In this cross-sectional study, dietary supplement was a commercial formula. It provided the standard amounts of energy and nutrients. Interestingly, Abbasinazari et al. who compared the nutritional status of two groups of patients received enteral nutrition showed that patients who consumed the commercial formula had lower MI than those who received hospital-made formula. This result approved the better nutritional status of patients who were fed by the standard feeding formula.[22]

Results of this study showed that dietary supplements significantly increased intake of energy, carbohydrate, and protein, reduced malnutrition severity, and improved nutritional status and laboratory values including albumin, prealbumin, and TLC in ICU patients. Similarly, another study on 207 patients in ICU showed that increased amounts of energy and protein led to lower rate of infection and better clinical outcomes.[23] In addition, Alberda et al. in an observational cohort study in 167 ICU centers in 37 countries found that an increase of 1000 kcal/day in energy intake or 30 g/day in protein intake was related to reduced 60-day mortality rate and increased number of days that patients could live without ventilator.

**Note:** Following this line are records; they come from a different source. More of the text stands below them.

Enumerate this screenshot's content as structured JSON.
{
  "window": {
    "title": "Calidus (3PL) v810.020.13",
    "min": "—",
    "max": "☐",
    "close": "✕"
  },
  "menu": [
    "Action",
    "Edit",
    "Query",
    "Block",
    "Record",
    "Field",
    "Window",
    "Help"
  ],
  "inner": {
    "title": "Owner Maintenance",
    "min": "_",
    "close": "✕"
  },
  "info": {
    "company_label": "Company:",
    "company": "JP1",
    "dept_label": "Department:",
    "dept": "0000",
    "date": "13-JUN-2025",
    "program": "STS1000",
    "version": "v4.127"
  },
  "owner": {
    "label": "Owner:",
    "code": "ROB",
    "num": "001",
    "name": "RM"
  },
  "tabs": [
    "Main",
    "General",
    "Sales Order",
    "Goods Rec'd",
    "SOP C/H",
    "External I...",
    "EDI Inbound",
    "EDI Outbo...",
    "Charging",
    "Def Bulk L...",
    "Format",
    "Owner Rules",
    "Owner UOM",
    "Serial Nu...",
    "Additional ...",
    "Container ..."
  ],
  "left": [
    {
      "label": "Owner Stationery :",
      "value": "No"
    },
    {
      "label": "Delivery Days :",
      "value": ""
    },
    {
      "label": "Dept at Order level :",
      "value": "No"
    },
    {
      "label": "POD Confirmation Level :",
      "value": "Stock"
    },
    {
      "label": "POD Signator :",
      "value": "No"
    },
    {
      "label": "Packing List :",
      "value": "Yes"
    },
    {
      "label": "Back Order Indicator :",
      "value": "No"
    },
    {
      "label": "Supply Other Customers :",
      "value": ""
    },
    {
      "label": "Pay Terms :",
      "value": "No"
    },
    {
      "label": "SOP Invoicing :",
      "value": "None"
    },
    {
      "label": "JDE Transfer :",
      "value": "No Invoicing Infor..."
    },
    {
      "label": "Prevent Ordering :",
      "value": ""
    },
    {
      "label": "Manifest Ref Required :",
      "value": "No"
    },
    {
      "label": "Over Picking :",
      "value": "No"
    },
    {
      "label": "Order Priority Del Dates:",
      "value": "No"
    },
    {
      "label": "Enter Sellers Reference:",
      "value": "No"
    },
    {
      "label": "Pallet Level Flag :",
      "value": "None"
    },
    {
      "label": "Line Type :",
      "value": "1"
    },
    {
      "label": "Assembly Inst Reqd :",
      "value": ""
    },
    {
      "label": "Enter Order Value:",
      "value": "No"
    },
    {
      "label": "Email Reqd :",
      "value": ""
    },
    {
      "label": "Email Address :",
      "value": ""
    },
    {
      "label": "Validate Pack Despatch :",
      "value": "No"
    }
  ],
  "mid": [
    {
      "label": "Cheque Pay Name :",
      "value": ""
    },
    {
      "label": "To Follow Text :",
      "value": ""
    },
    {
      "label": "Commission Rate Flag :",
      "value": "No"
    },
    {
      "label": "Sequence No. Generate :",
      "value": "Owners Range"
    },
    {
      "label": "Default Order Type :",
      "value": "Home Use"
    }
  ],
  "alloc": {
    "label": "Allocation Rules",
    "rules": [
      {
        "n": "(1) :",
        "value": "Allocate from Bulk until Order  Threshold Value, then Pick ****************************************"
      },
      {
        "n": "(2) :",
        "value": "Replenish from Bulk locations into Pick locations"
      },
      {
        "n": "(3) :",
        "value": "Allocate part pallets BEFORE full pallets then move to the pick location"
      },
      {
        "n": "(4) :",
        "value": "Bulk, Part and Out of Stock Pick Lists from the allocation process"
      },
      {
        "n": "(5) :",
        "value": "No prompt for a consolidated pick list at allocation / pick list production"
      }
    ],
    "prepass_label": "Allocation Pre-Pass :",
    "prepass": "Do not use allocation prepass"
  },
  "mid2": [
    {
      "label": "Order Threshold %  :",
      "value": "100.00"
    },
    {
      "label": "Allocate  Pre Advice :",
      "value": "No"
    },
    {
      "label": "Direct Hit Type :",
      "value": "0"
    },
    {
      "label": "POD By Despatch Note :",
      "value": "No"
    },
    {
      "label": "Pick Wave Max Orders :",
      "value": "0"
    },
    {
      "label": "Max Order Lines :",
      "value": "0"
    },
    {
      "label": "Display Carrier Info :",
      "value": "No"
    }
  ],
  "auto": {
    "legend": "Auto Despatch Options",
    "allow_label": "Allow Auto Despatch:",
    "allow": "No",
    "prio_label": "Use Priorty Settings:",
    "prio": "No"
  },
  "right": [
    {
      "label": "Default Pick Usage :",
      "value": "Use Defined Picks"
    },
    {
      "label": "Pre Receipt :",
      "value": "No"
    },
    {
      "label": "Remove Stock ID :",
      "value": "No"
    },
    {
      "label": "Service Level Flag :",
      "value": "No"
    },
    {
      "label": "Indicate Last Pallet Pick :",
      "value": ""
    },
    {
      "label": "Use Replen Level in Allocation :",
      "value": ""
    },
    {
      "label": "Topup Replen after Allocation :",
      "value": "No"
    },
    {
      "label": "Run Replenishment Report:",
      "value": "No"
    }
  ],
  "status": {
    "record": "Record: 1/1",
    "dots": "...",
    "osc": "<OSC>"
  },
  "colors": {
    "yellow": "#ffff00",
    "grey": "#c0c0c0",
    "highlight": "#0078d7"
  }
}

These effects were reported in patients who had a BMI of <25 kg/m2 or equal or >35 kg/m2 while those who had a BMI between 25 kg/m2 and 35 kg/m2 showed no significant association. They concluded that increased intake of energy and protein improved clinical outcomes in critically ill patients with BMI <25 kg/m2 or >35 kg/m2.[24]

This study had some limitations similar to other studies. First, the inclusion of only male patients reduced the representativeness of the sample and thus the generalizability of results. In addition, patients who needed enteral nutrition were not included.

CONCLUSIONS

Dietary supplements alongside the regular hospital meals may help provide the nutritional requirements including energy and macronutrients more effectively and prevent or improve malnutrition in ICU patients, subsequently. Further research including randomized clinical trials is needed to approve the effect of dietary supplementation on the malnutrition status in ICU.

Financial support and sponsorship

Nil.

Conflicts of Interest

There are no conflicts of interests.